Bangor in Bangor wrote (697 days ago):
What do you expect when mr poots is closing a and e departments and cutting beds willy nilly, its not health service staffs fault, its the fault of an incompetent man who hasnt got a clue what hes doing. Time to leave mr poots, let someone with a brain take over.
S.B. in Belfast wrote (698 days ago):
I took my father to the Mater Hospital A & E a fortnight ago. He went in at 7.00 p.m. and didn't leave until 3.00 am the next morning, an 8 hour wait. He is a man in his 70's and gets tired very easily but at NO time did anyone from the hospital come to inform him what was going on; I had to do all the chasing up. From giving his details at the front desk it was an hour and a half before the triage nurse even seen him and then we were told it would be another 5 or 6 hours before a doctor would see him. My father was becoming more distressed and in pain as time went on and I had to keep pushing the hospital to deal with him; the experience was an absolute nightmare. There is no communicaton whatsoever with patients and their families in A & E and that is what causes the most anger and distress. In my opinion the A & E at the Mater is not fit for purpose. It is cramped, humid and far too small for the number of patients going in. There were people standing all over the place and elderly people in wheelchairs pushed into corners and a complete lack of dignity, respect and privacy for all concerned. By contrast I took my dog to a vet practice outside Belfast this week. He required admittance and treatment for 2 nights and our family, and dog, were promptly dealt with and treated in a very kind, courteous way. It is not an exaggeration to say that our pet and family had a far better, more informative, respectful experience with the vet's than we did from the NHS A & E. That is an indictment on our Health Service!

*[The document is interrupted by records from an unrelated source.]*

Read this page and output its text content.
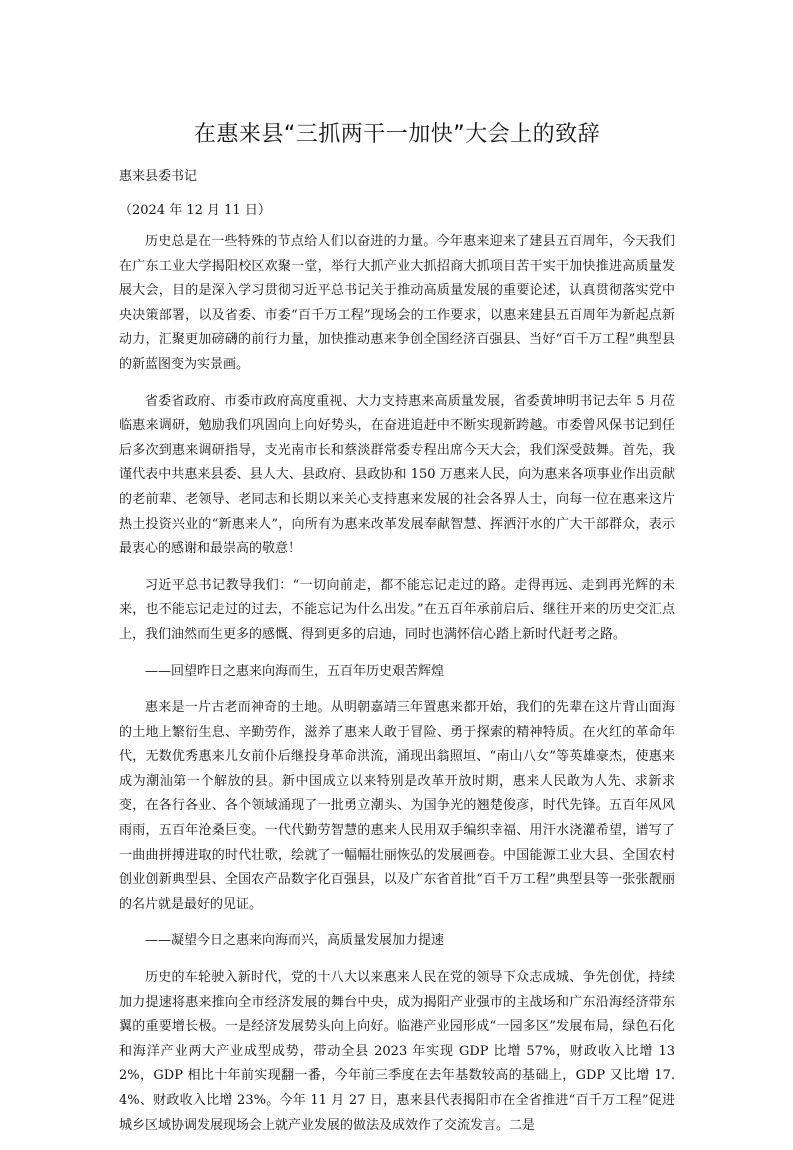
在惠来县“三抓两干一加快”大会上的致辞

惠来县委书记

（2024 年 12 月 11 日）

历史总是在一些特殊的节点给人们以奋进的力量。今年惠来迎来了建县五百周年，今天我们在广东工业大学揭阳校区欢聚一堂，举行大抓产业大抓招商大抓项目苦干实干加快推进高质量发展大会，目的是深入学习贯彻习近平总书记关于推动高质量发展的重要论述，认真贯彻落实党中央决策部署，以及省委、市委“百千万工程”现场会的工作要求，以惠来建县五百周年为新起点新动力，汇聚更加磅礴的前行力量，加快推动惠来争创全国经济百强县、当好“百千万工程”典型县的新蓝图变为实景画。

省委省政府、市委市政府高度重视、大力支持惠来高质量发展，省委黄坤明书记去年 5 月莅临惠来调研，勉励我们巩固向上向好势头，在奋进追赶中不断实现新跨越。市委曾风保书记到任后多次到惠来调研指导，支光南市长和蔡淡群常委专程出席今天大会，我们深受鼓舞。首先，我谨代表中共惠来县委、县人大、县政府、县政协和 150 万惠来人民，向为惠来各项事业作出贡献的老前辈、老领导、老同志和长期以来关心支持惠来发展的社会各界人士，向每一位在惠来这片热土投资兴业的“新惠来人”，向所有为惠来改革发展奉献智慧、挥洒汗水的广大干部群众，表示最衷心的感谢和最崇高的敬意！

习近平总书记教导我们：“一切向前走，都不能忘记走过的路。走得再远、走到再光辉的未来，也不能忘记走过的过去，不能忘记为什么出发。”在五百年承前启后、继往开来的历史交汇点上，我们油然而生更多的感慨、得到更多的启迪，同时也满怀信心踏上新时代赶考之路。

——回望昨日之惠来向海而生，五百年历史艰苦辉煌

惠来是一片古老而神奇的土地。从明朝嘉靖三年置惠来都开始，我们的先辈在这片背山面海的土地上繁衍生息、辛勤劳作，滋养了惠来人敢于冒险、勇于探索的精神特质。在火红的革命年代，无数优秀惠来儿女前仆后继投身革命洪流，涌现出翁照垣、“南山八女”等英雄豪杰，使惠来成为潮汕第一个解放的县。新中国成立以来特别是改革开放时期，惠来人民敢为人先、求新求变，在各行各业、各个领域涌现了一批勇立潮头、为国争光的翘楚俊彦，时代先锋。五百年风风雨雨，五百年沧桑巨变。一代代勤劳智慧的惠来人民用双手编织幸福、用汗水浇灌希望，谱写了一曲曲拼搏进取的时代壮歌，绘就了一幅幅壮丽恢弘的发展画卷。中国能源工业大县、全国农村创业创新典型县、全国农产品数字化百强县，以及广东省首批“百千万工程”典型县等一张张靓丽的名片就是最好的见证。

——凝望今日之惠来向海而兴，高质量发展加力提速

历史的车轮驶入新时代，党的十八大以来惠来人民在党的领导下众志成城、争先创优，持续加力提速将惠来推向全市经济发展的舞台中央，成为揭阳产业强市的主战场和广东沿海经济带东翼的重要增长极。一是经济发展势头向上向好。临港产业园形成“一园多区”发展布局，绿色石化和海洋产业两大产业成型成势，带动全县 2023 年实现 GDP 比增 57%，财政收入比增 132%，GDP 相比十年前实现翻一番，今年前三季度在去年基数较高的基础上，GDP 又比增 17.4%、财政收入比增 23%。今年 11 月 27 日，惠来县代表揭阳市在全省推进“百千万工程”促进城乡区域协调发展现场会上就产业发展的做法及成效作了交流发言。二是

JO in Co. Antrim wrote (698 days ago):
To Nurse in Belfast - my 12 year old daughter had an 8 hour wait sitting in a chair after triage took us through to majors. She was not seen by any Doctor or Nurse and was not monitored during this time. She was finally taken direct to theatre after 12 hours in A&E. It is a total disgrace and the Government need to do more urgently!!!
Mike in Belfast wrote (698 days ago):
Oh no....flags are much more important for politicians and the people of NI. Just compare the number of outraged people commenting on this story to the flags stories and you'll see what a sad little misguided country we live in.